His main point is that as a country we are spending far more than what is coming in with a current deficit. Irish people, however, do feel justifiably angry at how the main Irish banks were bailed out and saved by our State’s reserve funds in 2009 and the banks have not been showing much leeway in return. The pressure on the country and its people seems all one-way since.
Austerity in practice has been hard on a good proportion of the Irish population. St Vincent de Paul has spent millions of euro helping people in the last three years.
People are not spending money as before in coffee shops and restaurants, the life-blood of small towns around the country. They are still closing. The Sunday Independent reported on what is happening in Dun Laoghaire.
Most people have seen incomes drop and nearly everything else going up in price. John wrote on the need for the world to not increase its populations and not be so greedy of our planet. And he is right on that.
But, there are tens of thousands of Irish people who are genuinely feeling the pressures of austerity. About 150,000 have emigrated in the last four years.
I like John Bruton, but do not always agree with his views. It is really bad timing to say that these years of austerity will be worth it in the end, as we still endure it.
As his former boss, Taoiseach Garret FitzGerald, said at a cabinet meeting in the Eighties, that is all very well in practice, but what about in theory?
Mary Sullivan,
Cork City
Madam – Having watched the Eurovision Song Contest, I wondered if we should just pull out of the competition next year.
But then, I thought, hold on a minute. Instead of throwing in the towel, why not use the contest to lodge a national protest at what the whole Eurovision set-up has become?
Remember that much-loved episode of Father Ted in which Ted and Dougal sing My Lovely Horse? In the same episode they get to sing in the Eurovision, and come last… a case of art imitating a future real life situation.
Next year, we could enter a song something along the lines of the one the Craggy Island clerics made famous.
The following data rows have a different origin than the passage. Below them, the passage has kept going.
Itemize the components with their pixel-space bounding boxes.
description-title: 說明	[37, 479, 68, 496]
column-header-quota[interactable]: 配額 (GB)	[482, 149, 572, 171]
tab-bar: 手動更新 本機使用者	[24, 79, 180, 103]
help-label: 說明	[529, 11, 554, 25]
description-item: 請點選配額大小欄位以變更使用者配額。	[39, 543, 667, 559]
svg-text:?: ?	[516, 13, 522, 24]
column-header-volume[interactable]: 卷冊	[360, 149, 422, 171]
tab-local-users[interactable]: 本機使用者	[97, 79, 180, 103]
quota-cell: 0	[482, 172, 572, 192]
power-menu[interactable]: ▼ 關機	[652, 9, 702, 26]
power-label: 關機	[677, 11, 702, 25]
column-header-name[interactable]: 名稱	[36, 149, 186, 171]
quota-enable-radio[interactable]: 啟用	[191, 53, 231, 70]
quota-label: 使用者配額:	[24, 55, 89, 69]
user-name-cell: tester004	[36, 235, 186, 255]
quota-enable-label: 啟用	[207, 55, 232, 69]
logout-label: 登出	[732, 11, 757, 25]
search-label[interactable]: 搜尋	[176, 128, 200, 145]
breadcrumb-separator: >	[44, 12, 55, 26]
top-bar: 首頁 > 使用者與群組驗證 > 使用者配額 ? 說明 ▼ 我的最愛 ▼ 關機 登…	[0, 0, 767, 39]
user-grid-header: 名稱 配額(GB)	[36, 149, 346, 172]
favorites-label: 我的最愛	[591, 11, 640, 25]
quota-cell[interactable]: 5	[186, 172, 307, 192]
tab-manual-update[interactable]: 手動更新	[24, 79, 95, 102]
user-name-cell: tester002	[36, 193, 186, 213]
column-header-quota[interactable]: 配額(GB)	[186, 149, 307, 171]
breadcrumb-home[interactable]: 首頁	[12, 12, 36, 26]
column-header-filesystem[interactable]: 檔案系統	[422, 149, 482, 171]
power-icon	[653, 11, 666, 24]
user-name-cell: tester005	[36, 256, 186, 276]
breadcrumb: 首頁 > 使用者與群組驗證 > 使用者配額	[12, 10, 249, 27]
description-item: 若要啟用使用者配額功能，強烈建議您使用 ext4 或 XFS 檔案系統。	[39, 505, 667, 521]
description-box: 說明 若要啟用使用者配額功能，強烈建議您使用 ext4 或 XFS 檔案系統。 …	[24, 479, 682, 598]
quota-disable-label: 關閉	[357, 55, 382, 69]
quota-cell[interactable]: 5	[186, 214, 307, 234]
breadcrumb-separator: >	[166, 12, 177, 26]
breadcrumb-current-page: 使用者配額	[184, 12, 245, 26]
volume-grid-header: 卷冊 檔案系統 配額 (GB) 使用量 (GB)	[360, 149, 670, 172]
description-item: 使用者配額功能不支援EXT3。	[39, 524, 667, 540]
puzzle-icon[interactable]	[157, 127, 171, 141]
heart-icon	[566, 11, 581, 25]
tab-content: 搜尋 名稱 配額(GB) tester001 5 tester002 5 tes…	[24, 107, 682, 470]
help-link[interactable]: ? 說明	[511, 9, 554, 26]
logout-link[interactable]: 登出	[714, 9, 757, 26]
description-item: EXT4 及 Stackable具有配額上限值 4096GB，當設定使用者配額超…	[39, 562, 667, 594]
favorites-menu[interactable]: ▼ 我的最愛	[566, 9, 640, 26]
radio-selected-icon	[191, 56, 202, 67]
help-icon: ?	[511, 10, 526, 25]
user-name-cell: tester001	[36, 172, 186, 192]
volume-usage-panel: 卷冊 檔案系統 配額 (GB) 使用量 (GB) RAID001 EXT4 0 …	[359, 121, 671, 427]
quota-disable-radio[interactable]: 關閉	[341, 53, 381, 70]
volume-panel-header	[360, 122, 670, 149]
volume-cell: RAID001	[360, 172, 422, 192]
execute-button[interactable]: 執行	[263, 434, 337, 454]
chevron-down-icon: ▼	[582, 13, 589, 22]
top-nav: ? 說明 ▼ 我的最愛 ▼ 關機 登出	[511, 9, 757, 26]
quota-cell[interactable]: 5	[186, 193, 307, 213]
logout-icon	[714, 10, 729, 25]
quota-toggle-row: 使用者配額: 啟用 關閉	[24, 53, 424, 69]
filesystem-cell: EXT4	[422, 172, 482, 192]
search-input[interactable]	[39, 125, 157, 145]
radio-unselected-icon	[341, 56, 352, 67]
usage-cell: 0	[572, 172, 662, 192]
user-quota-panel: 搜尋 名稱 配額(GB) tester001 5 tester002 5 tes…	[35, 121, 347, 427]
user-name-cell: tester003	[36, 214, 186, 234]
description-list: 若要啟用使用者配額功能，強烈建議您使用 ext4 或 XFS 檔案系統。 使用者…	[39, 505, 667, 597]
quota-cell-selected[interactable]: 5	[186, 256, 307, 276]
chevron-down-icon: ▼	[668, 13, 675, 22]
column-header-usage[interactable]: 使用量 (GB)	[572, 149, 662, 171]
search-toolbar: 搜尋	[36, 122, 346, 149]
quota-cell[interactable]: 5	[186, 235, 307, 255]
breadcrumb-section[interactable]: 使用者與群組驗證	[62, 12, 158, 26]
The theme would be all the more poignant given the horse-in-the-burger scare that gripped the nation, and much of Europe.
Naturally, the song would need different words to the Father Ted version and of course the title couldn’t be the same.
How about My Lovely Horse’s Ass?
John Fitzgerald,
Callan, Co Kilkenny
Madam –Your article “One in seven on the dole has never worked a day in their life” (Sunday Independent, May 19, 2013), contains inaccurate information which I feel needs to be clarified.
The reporter refers to ‘Jobseeker’s Benefit’ several times in the article as the €188 payment that the unemployed receive. The article states that one in seven people in this State has been on benefit all their lives without having worked a day in their lives – this is impossible.
Let me clarify this for you. Jobseeker’s Benefit is paid to those who have paid PRSI contributions and find themselves unemployed. It is only paid to those who have worked. It is paid at a rate dependent on the contributions that have been made. Not everyone would be in receipt of €188 per week. Jobseeker’s Benefit can be claimed at full rate, and, provided PRSI contributions have been made, it is paid for a total of nine months only.
Those in receipt of Jobseeker’s Benefit pay a tax of 20 per cent on the payment they receive. This is calculated by Revenue when they return to work and is applied by reducing the tax credits of the person who was in receipt of benefit.
I believe the reporter should have referred to Jobseeker’s Allowance in this article. This is a State payment given to the unemployed that is means tested. Those in receipt of this payment need never have worked a day in their lives, nor do they pay a tax of 20 per cent on it. If they ever started working, their tax credits would not be reduced.